Roth Conversion
The Roth conversion ladder is the FI community's signature tax move. Convert traditional retirement funds to Roth, pay low taxes now, and withdraw tax-free forever.
How the Roth Conversion Ladder Works
During your working years, you contribute to tax-deferred accounts (Traditional 401k/IRA) and get a tax deduction at your highest marginal rate — often 22-32%.
After reaching FI and leaving traditional employment, your income drops. You then convert portions of your Traditional IRA to a Roth IRA each year, paying taxes at your new, much lower rate — often 10-12% or even 0%.
After 5 years, each converted amount becomes available for tax-free and penalty-free withdrawal, regardless of your age.
Building the Ladder: Step by Step
Each rung of the ladder takes 5 years to "season" before withdrawal.
Year 1
Convert $40K from Traditional IRA to Roth. Pay ~$2,400 in taxes (12% on amount above standard deduction). Seasoning begins.
Year 2
Convert another $40K to Roth. Pay ~$2,400 in taxes. 2 rungs seasoning.
Year 3
Convert another $40K to Roth. Pay ~$2,400 in taxes. 3 rungs seasoning.
Year 4
Convert another $40K to Roth. Pay ~$2,400 in taxes. 4 rungs seasoning.
Year 5
Convert another $40K to Roth. Pay ~$2,400 in taxes. 5 rungs seasoning.
Year 6+
Withdraw Year 1 conversion TAX-FREE. $0 in taxes on withdrawal. Ladder producing!
The 5-Year Rule Explained
When you convert money from a Traditional IRA to a Roth IRA, the converted amount (not the earnings) can be withdrawn penalty-free after 5 tax years. Each conversion starts its own clock.

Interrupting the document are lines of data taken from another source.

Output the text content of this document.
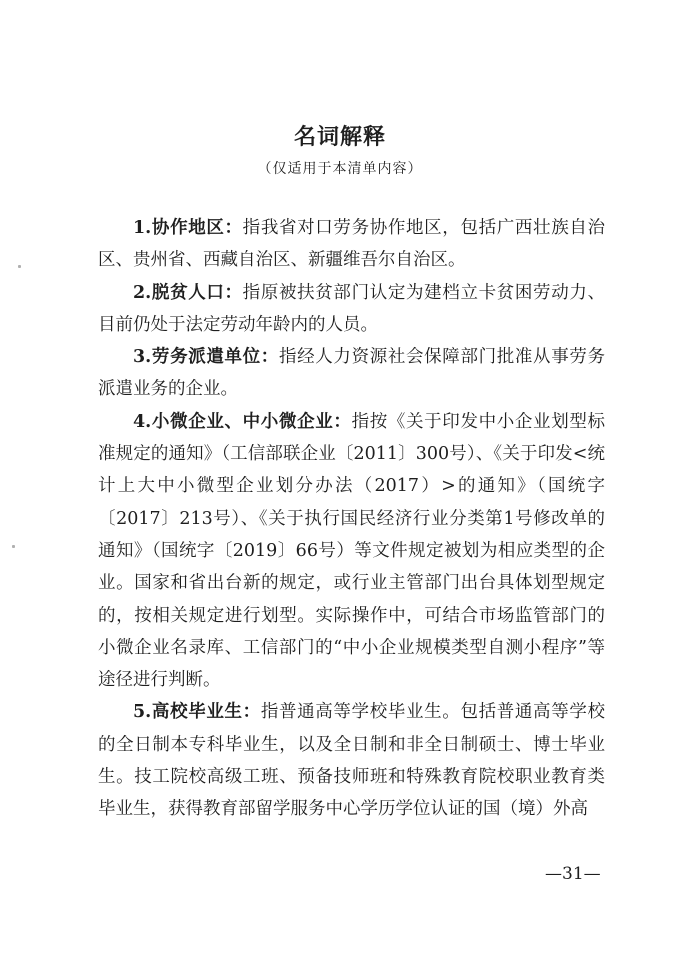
名词解释
（仅适用于本清单内容）

1.协作地区：指我省对口劳务协作地区，包括广西壮族自治区、贵州省、西藏自治区、新疆维吾尔自治区。

2.脱贫人口：指原被扶贫部门认定为建档立卡贫困劳动力、目前仍处于法定劳动年龄内的人员。

3.劳务派遣单位：指经人力资源社会保障部门批准从事劳务派遣业务的企业。

4.小微企业、中小微企业：指按《关于印发中小企业划型标准规定的通知》（工信部联企业〔2011〕300号）、《关于印发<统计上大中小微型企业划分办法（2017）>的通知》（国统字〔2017〕213号）、《关于执行国民经济行业分类第1号修改单的通知》（国统字〔2019〕66号）等文件规定被划为相应类型的企业。国家和省出台新的规定，或行业主管部门出台具体划型规定的，按相关规定进行划型。实际操作中，可结合市场监管部门的小微企业名录库、工信部门的“中小企业规模类型自测小程序”等途径进行判断。

5.高校毕业生：指普通高等学校毕业生。包括普通高等学校的全日制本专科毕业生，以及全日制和非全日制硕士、博士毕业生。技工院校高级工班、预备技师班和特殊教育院校职业教育类毕业生，获得教育部留学服务中心学历学位认证的国（境）外高

—31—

The clock starts on January 1 of the year you make the conversion. So a conversion made on December 31, 2025, starts its clock on January 1, 2025, and is available January 1, 2030.
The Pro-Rata Rule
If you have both pre-tax and after-tax money in your Traditional IRA, you can't cherry-pick which dollars to convert. The IRS treats all your Traditional IRA balances as one pool and applies the pro-rata rule.
Example: You have $95,000 pre-tax and $5,000 after-tax in your Traditional IRA. If you convert $10,000, only 5% ($500) is tax-free — the rest is taxable, regardless of which dollars you "intended" to convert. The fix: roll all pre-tax IRA money into your employer's 401(k) before doing the backdoor, leaving only the after-tax contribution to convert cleanly.
Bridging the 5-Year Gap
How to fund your first 5 years while the ladder seasons.
Taxable Brokerage Account
Investments held outside retirement accounts. Sell shares for living expenses — long-term gains may be taxed at 0% if your income is low enough.
Roth IRA Contributions
Direct contributions (not conversions) to a Roth IRA can be withdrawn anytime, tax and penalty-free. This is "first in, first out" money.
Cash Reserves
1-2 years of living expenses in a high-yield savings account. Gives you flexibility and a safety net while the ladder builds.
Rule of 55 / 72(t)
Penalty-free access to 401(k) funds if you separate from service at 55+, or through substantially equal periodic payments (SEPP) at any age.